今日はイルマさんを連れてきていないので一人で着替えたようだ。
「みんな眠りについたの?」
「ごめんね。フィルを一番後回しにしちゃって。俺はフィルのプリンセスガードなのにね」
フィルは伏し目がちに微笑みながら首をふった。
「ふふっ、アリスにも言われてしまいましたわ」
「なんて?」
「優等生は構ってもらえないって」
それはあるかもしれない。
家畜を飼っていたときがそうだった。
手のかかる子にばかり目がいって、聞き分けの良い子の世話はどうしても後回しになっちゃうんだ。
「ごめんね、フィル」
「大丈夫です。

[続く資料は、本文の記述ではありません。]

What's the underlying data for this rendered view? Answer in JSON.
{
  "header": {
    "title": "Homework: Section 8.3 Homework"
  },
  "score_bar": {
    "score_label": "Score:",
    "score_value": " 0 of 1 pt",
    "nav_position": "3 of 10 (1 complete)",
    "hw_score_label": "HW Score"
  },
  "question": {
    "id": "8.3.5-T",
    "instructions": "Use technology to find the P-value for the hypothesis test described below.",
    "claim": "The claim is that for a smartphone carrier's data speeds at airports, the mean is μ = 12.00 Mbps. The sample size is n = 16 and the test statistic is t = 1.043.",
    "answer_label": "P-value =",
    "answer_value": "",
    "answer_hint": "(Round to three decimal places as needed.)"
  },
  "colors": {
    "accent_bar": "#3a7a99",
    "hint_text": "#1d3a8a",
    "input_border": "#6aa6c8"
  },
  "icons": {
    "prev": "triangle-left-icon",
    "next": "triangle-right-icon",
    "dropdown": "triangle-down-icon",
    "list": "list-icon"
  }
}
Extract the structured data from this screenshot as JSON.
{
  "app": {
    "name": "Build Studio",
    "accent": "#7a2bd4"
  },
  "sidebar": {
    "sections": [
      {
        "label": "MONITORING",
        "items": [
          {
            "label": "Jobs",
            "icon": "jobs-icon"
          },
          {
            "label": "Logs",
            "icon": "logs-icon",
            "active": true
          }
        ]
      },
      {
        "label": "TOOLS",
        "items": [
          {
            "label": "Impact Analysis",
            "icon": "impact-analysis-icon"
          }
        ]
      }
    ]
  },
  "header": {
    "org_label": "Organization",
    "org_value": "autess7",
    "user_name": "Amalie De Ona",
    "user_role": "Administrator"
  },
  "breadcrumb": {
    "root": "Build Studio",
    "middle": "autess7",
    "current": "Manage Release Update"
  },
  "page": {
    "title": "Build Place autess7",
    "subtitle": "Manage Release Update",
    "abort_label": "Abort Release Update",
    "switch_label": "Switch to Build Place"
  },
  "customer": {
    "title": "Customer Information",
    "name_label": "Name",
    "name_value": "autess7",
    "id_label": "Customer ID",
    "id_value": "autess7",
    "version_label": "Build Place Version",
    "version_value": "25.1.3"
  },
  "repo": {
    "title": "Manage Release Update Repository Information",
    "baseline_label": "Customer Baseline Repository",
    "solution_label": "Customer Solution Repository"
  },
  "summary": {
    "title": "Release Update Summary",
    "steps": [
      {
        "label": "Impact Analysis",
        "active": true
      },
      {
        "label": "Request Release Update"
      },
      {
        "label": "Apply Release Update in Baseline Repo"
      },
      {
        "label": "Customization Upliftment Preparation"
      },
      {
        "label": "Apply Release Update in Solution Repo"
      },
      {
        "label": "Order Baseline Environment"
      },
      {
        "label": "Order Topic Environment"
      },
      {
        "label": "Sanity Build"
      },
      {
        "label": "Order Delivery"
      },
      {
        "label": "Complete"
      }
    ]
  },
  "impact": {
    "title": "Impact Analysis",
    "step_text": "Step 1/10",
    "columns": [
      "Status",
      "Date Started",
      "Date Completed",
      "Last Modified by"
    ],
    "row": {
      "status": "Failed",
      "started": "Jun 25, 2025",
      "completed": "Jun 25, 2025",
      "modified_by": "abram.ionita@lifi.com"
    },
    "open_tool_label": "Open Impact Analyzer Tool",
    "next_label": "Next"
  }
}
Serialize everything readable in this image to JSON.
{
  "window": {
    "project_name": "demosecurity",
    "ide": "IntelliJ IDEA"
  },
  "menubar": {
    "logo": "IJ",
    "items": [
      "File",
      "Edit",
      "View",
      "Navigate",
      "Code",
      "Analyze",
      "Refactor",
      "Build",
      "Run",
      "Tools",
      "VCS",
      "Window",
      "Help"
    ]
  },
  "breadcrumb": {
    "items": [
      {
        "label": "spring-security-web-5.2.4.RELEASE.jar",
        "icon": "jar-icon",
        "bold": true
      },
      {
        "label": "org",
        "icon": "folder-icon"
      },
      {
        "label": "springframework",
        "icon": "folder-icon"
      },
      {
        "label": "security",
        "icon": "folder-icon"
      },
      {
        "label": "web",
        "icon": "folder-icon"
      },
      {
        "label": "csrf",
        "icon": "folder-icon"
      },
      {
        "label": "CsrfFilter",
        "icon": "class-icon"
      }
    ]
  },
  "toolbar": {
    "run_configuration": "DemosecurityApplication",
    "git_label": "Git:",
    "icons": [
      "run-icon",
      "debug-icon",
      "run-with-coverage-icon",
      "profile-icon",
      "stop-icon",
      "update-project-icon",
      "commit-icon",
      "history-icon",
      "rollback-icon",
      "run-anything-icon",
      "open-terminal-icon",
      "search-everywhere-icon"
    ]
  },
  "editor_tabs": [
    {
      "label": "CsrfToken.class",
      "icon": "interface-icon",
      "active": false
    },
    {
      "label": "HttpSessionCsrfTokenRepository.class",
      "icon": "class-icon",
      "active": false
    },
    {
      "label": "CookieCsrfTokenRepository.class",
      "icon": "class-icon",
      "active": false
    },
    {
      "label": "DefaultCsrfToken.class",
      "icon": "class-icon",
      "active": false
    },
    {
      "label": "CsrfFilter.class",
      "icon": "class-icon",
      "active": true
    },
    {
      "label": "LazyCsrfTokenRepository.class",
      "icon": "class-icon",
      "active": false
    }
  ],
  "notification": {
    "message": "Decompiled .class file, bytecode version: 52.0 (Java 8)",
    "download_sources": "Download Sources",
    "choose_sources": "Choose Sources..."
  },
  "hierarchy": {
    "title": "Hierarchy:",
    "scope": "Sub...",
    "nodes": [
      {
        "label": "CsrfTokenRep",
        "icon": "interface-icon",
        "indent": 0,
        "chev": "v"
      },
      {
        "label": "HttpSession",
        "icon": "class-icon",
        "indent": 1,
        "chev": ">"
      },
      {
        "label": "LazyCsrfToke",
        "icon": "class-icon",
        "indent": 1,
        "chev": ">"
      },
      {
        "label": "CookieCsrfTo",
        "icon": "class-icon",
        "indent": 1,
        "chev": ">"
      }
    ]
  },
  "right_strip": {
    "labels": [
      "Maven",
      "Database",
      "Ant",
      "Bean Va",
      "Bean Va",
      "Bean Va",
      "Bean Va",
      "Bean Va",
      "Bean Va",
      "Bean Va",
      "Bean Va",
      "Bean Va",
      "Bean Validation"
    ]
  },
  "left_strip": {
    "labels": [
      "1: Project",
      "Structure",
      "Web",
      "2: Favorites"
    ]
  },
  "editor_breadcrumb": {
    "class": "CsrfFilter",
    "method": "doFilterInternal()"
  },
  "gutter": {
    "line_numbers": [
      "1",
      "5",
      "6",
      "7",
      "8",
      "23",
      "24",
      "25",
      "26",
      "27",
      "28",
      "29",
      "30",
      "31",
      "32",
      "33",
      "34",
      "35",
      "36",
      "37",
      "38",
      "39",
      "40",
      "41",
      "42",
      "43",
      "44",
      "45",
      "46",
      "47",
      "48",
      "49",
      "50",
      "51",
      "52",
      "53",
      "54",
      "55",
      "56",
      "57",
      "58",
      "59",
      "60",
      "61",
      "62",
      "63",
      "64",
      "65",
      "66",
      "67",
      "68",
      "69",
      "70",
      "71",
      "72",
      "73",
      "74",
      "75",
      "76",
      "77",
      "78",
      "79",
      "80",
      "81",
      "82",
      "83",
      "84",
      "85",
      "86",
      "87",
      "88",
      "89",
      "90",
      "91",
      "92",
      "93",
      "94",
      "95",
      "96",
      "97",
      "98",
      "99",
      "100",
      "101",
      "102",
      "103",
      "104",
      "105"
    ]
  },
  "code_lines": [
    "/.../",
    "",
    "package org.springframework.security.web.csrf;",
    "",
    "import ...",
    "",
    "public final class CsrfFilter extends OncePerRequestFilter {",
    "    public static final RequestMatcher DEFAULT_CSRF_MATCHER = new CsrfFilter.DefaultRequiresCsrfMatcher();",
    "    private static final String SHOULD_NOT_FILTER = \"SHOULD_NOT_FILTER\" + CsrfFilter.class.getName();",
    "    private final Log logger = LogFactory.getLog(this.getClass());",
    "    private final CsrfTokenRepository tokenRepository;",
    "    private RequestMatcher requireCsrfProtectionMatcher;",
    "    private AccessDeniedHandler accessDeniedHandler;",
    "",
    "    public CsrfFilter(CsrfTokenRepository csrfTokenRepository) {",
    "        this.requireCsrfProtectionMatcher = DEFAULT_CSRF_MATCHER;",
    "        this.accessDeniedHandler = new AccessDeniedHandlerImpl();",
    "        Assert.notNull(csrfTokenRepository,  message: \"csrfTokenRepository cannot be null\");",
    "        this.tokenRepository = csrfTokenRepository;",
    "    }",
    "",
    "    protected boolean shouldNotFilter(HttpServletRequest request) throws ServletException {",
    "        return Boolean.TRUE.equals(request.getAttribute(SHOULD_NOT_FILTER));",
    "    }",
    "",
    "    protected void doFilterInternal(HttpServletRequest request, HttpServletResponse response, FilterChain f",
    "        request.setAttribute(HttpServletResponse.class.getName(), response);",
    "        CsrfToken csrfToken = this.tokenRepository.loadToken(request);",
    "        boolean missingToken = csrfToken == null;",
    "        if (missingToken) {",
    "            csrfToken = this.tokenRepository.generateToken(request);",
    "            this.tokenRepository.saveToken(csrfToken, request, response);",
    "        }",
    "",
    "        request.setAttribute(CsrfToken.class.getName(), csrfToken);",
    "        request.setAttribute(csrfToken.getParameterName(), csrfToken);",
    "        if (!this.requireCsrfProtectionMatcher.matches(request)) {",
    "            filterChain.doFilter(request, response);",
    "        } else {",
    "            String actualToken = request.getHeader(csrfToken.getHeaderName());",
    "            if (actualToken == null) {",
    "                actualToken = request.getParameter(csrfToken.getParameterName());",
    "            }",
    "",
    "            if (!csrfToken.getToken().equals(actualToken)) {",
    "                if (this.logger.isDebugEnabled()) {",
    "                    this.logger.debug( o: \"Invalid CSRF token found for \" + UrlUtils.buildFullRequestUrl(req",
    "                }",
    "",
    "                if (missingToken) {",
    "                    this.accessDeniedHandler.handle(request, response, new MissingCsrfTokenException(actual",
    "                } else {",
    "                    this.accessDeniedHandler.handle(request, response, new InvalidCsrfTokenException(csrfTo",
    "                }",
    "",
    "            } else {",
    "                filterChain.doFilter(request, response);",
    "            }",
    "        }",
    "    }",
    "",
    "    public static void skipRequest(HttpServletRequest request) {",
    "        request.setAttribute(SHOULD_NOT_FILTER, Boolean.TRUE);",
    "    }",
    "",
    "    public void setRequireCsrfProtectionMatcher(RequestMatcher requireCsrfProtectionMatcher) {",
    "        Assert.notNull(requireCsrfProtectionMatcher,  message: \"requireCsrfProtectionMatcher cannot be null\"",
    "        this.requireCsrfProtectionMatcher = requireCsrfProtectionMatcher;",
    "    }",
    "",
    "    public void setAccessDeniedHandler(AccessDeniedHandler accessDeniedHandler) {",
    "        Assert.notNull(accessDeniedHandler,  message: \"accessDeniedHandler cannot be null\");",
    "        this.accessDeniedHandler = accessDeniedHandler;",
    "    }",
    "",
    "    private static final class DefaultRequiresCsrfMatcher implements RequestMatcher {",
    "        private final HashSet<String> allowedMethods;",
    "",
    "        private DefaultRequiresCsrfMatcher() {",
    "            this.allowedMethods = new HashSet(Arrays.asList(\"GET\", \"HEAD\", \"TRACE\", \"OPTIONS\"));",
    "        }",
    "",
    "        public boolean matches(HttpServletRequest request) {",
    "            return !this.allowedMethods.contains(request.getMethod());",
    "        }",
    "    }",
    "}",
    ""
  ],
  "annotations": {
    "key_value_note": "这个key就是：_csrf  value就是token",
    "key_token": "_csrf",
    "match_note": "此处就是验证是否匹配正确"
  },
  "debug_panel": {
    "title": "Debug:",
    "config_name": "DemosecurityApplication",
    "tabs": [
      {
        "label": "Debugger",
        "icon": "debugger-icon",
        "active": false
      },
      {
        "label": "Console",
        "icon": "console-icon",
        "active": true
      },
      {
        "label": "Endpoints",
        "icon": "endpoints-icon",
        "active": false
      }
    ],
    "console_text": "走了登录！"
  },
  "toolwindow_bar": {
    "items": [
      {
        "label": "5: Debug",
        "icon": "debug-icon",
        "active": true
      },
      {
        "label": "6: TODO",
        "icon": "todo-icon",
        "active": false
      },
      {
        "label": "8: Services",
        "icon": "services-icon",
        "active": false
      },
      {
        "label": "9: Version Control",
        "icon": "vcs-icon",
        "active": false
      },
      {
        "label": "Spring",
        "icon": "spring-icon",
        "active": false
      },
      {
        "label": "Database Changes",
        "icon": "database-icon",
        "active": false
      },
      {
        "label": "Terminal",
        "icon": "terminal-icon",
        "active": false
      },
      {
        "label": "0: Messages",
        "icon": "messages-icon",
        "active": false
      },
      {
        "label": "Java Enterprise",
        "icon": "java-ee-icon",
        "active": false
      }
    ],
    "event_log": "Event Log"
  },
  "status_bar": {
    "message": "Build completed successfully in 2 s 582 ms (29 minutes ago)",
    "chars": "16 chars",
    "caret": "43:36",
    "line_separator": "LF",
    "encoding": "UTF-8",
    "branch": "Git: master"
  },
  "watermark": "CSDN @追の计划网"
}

いつかわがままを言って解消しますから」
いたずらっぽく微笑んで見せてくれるが、これまでフィルがわがままを言ったことなんて一度もない。
「わがままねぇ……。じゃあ、今なんでもお願いをかなえてあげる!」
「それは……」
突然言われても困っちゃうかな?
でも、俺にできることならなんだってやるつもりだ。
国境線を20キロ押し上げてきなさいと言われたってかまわない。
すぐにとりかかってやるさ。
しばらく考えていたフィルは顔を赤らめながら俺の耳元へ薄桃色の口をよせた。
「……………………」
それがフィルの望み?
「ダメですか?」
ダメじゃないけど恥ずかしい。
だけど何でもするって約束したもんな。
俺はフィルの望みを叶えるべく並んでベッドに腰かけた。
そしてフィルの左手を取って優しく握りしめる。
「フィルの優しい心が好きだ。それからすごい努力家のところも。きれいなこの髪の毛も好き。ずっと撫でていたくなる。長い睫毛で人を温かい気持ちしてくれる眼差しも大好き」
フィルのお願いは、俺がフィルのどこが好きなのかを教えてほしいということだった。
だけど数え上げたらいくらでも出てくるんだよね。
「そんなにたくさんのところを好きでいてくれるのですか?」
「まだまだいっぱいあるよ。頭がいいところも尊敬しているし、すごく頑張って勉強していて、物知りのところとかも。でもって可愛らしいこの口も好き。何度見てもキスしたくなる……」
口づけを交わして俺は続ける。
「それからね、フィルはよく周りを見ていて、人に気が使えるところもすごいと思う。あっ、字もキレイだよね。報告書を見るたびに感心しているんだ。あとね……」
「なんですか?」
「正直に言うと……その大きくて形の良い胸も大好き。おこった?」
「怒っていません。エッチなレオも大好きです」
よかった。
多分50個以上、どこが好きかを伝えたと思う。
フィルはとっても満足してくれたみたいだ。
これからもこういう気持ちはきちんと伝えたほうがいいのだろうな。
口にすれば普段は見逃してしまう美点とか感謝の気持ちを思い出せると思う。
おやすみを言ってから、最後にもう一度キスをして亜空間を出た。